Saghe familiari. "Mille anni che sto qui" di Mariolina Venezia.
Posti che vai, Libri che trovi.
I resti dell'uomo di Cro Magnon non si erano ancora putrefatti nelle tombe semicircolari sulla Murgia, in quella parte della Basilicata che si trova circa cento chilometri all'interno delle coste pugliesi, che i primi insediamenti umani si erano già stabilizzati nelle grotte a picco sulla Gravina. Qualche secolo dopo i Sassi di Matera erano la grande capitale troglodita del mondo contadino. Nelle sue case scavate nel calcare si erano avvicendati popoli italioti e derelitti di tutte le razze: profughi albanesi, stiliti greci, eretici, comunità giudaiche in fuga, che una volta annidati in quello che sarebbe stato definito un dente cariato, avevano prontamente perso il ricordo delle loro terre e anche dei motivi che li avevano spinti ad abbandonarle, amalgamati da un unico denominatore comune: la fame. Matera gestiva la fame proveniente dalle campagne circostanti, era il cuore di un circolo vizioso di mezzadri spossati che facevano avanti e indietro dalle campagne ad alimentare un'economia entropica. Tutt'attorno i paesi di Grassano, Miglionico, Ferrandina, Montescaglioso, e Grottole, se ne stavano semplicemente appollaiati sulle colline franose, privi di storia, a rodersi di fame e basta. [Mille anni che sto qui, Mariolina Venezia].
Il
bianco è la somma di tutti i colori della luce. Il nero
è assenza di luce, quindi assenza di colore. Il sapore di un'antica
saga familiare assume i toni scuri e polverosi del carbone e quelli
candidi delle mura domestiche dove si articola la vita. Il nero è il
colore del buio all'interno delle case-grotte, il bianco quello del
sole che nei campi brucia il viso dei contadini.
Ho
scoperto il libro di Mariolina Venezia per caso. Cercavo qualcosa che
traducesse in parole ciò che avevo visto, un po' di tempo fa, in una
galleria fotografica a
Matera, nel Palazzo Lanfranchi, sede del Museo Nazionale di Arte
Medievale e Moderna della Basilicata. Questi
scatti
in bianco e nero di
Mario Carbone ritraggono la vita contadina fra il tufo e la roccia
del Sasso Caveoso e Barisano agli inizi del Novecento e, furono
riprodotti sulla tela da Carlo Levi, scrittore del celebre
Cristo si è fermato ad Eboli,
e pittore (è suo un dipinto Il
padre a tavola presente
nella mostra temporanea nel Foyer del teatro Petruzzelli a Bari).
L'artista,
parlando
dei Sassi di Matera, li paragonò a
coni rovesciati […] che
hanno la forma con cui a scuola immaginavo l'inferno di Dante... La
stradetta strettissima passava sui tetti delle case, se quelle così
si possono chiamare. Sono grotte scavate nella parete di argilla
indurita del burrone... Le strade sono insieme pavimenti per chi esce
dalle abitazioni di sopra e tetti per quelli di sotto... Le porte
erano aperte per il caldo, Io guardavo passando: e vedevo l'interno
delle grottesche non prendono altra luce ed aria se non dalla porta.
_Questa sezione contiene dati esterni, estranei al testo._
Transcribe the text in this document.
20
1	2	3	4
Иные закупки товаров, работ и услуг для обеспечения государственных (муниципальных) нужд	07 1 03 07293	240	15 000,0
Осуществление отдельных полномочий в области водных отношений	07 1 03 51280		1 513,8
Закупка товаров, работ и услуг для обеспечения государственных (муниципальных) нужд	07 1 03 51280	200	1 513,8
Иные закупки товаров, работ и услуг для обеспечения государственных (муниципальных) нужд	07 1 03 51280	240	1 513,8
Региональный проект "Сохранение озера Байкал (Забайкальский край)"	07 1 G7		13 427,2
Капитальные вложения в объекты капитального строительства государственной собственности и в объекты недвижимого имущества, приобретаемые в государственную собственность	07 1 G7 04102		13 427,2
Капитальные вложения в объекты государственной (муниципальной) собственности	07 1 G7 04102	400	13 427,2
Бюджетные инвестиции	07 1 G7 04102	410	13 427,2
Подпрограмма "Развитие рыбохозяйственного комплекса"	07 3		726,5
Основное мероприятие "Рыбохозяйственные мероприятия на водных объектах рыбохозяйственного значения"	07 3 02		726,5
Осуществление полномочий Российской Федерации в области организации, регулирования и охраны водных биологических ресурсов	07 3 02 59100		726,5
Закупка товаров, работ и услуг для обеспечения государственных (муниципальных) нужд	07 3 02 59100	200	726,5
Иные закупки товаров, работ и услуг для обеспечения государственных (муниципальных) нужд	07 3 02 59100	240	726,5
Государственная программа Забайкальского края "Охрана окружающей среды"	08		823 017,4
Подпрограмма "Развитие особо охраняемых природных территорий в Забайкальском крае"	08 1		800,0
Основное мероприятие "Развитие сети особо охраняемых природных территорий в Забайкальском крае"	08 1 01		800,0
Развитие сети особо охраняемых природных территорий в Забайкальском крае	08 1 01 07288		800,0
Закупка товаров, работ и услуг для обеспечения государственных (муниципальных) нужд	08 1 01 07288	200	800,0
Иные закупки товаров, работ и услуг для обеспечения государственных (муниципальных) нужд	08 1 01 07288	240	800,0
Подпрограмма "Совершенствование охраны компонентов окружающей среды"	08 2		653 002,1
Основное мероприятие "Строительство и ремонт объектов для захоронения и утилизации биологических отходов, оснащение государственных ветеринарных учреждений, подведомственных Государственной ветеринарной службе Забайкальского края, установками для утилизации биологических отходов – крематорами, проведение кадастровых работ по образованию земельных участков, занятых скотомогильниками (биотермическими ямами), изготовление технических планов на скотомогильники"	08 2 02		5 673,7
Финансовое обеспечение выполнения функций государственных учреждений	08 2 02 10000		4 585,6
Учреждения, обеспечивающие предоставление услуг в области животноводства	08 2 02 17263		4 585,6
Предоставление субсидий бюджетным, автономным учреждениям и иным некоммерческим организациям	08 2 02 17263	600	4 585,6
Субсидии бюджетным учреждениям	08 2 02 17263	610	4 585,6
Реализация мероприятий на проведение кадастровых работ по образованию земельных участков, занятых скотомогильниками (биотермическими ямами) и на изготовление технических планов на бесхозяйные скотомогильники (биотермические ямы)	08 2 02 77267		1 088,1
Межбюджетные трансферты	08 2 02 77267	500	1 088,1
Alcune non hanno neppure quella: si entra dall'alto, attraverso
botole e scalette.
Il
fotografo Mario Carbone inquadra, fra luci e ombre, visi reali di
bambini, già uomini, che raccontano un'esistenza fatta di fatica,
povertà e asperità. Immagini che ci proiettano in una storia
appartenente quasi ad un altro mondo, dove l'unica legge era quella
del più forte e l'unica ricchezza veniva dalle mani sporche di
terra. Carlo Levi riproduce a colori le espressioni cupe dei loro
volti, le sfumature vibranti dei tessuti che li avvolgono, l'ipnosi
dei brulli paesaggi di lontano. La
forza di queste immagini l'ho ritrovata proprio nel romanzo Mille
anni che sto qui.
La scrittrice lucana Mariolina Venezia intesse un' articolata saga
familiare che ho trovato intrigante, avvolgente e con dei personaggi
ben caratterizzati ed empatici nella prima parte, salvo poi perdersi
in un vortice disordinato di nomi, eventi e circostanze che ne hanno
infranto la magia. La grossa potenzialità di questo romanzo sta
nella voce, nelle cadenze e nello slang
della Basilicata, terra sorella della mia Puglia, nel modo di
descrivere, crudo e iper-realista, il ruolo delle donne e degli
uomini agli inizi del Novecento, sorridere per le antiche credenze ed
“inorridire” dinanzi ai riti della superstizione. Una voce
narrante ci presenta i personaggi, anticipando il loro destino e la
destinataria ultima del racconto: Gioia, la quale sembra voler
rifiutare e ignorare la sua storia.
Don
Francesco Falcone è il capostipite, uomo duro ed autoritario, che
vede nella nascita dell'unico figlio maschio la finalità ultima e la
diretta prosecuzione del suo operato. Tuttavia, è la componente
femminile a costituire il vero nodo di questo romanzo. Donne
estremamente diverse fra loro, portatrice sane di odio e amore, vita
e morte, che si alternano negli scatti generazionali per circa cento
anni. Però è proprio la vastità dell'arco temporale a danneggiare
il romanzo; infatti, mentre nella prima parte del romanzo vengono
descritti gli odori e i drammi dei componenti della famiglia di prima
e seconda generazione, nella seconda parte ci sono dei personaggi
solo accennati, ai quali proprio non riesci ad affezionarti a causa
della velocità con la quale appaiono e scompaiono nel discorso. Gli
intrecci, più o meno ampi, creano degli spot. Sono come finestre
socchiuse ed appannante su un passato, nemmeno poi molto lontano, nel
quale mi sarebbe piaciuto immergermi fino alla fine del romanzo.
Pps.
Ultimo consiglio: Palazzo Lanfranchi custodisce il repertorio
fotografico di Mario Carbone (due esempi nel corpo dell'articolo) e
il dipinto murale di Carlo Levi (qui in basso) al piano inferiore.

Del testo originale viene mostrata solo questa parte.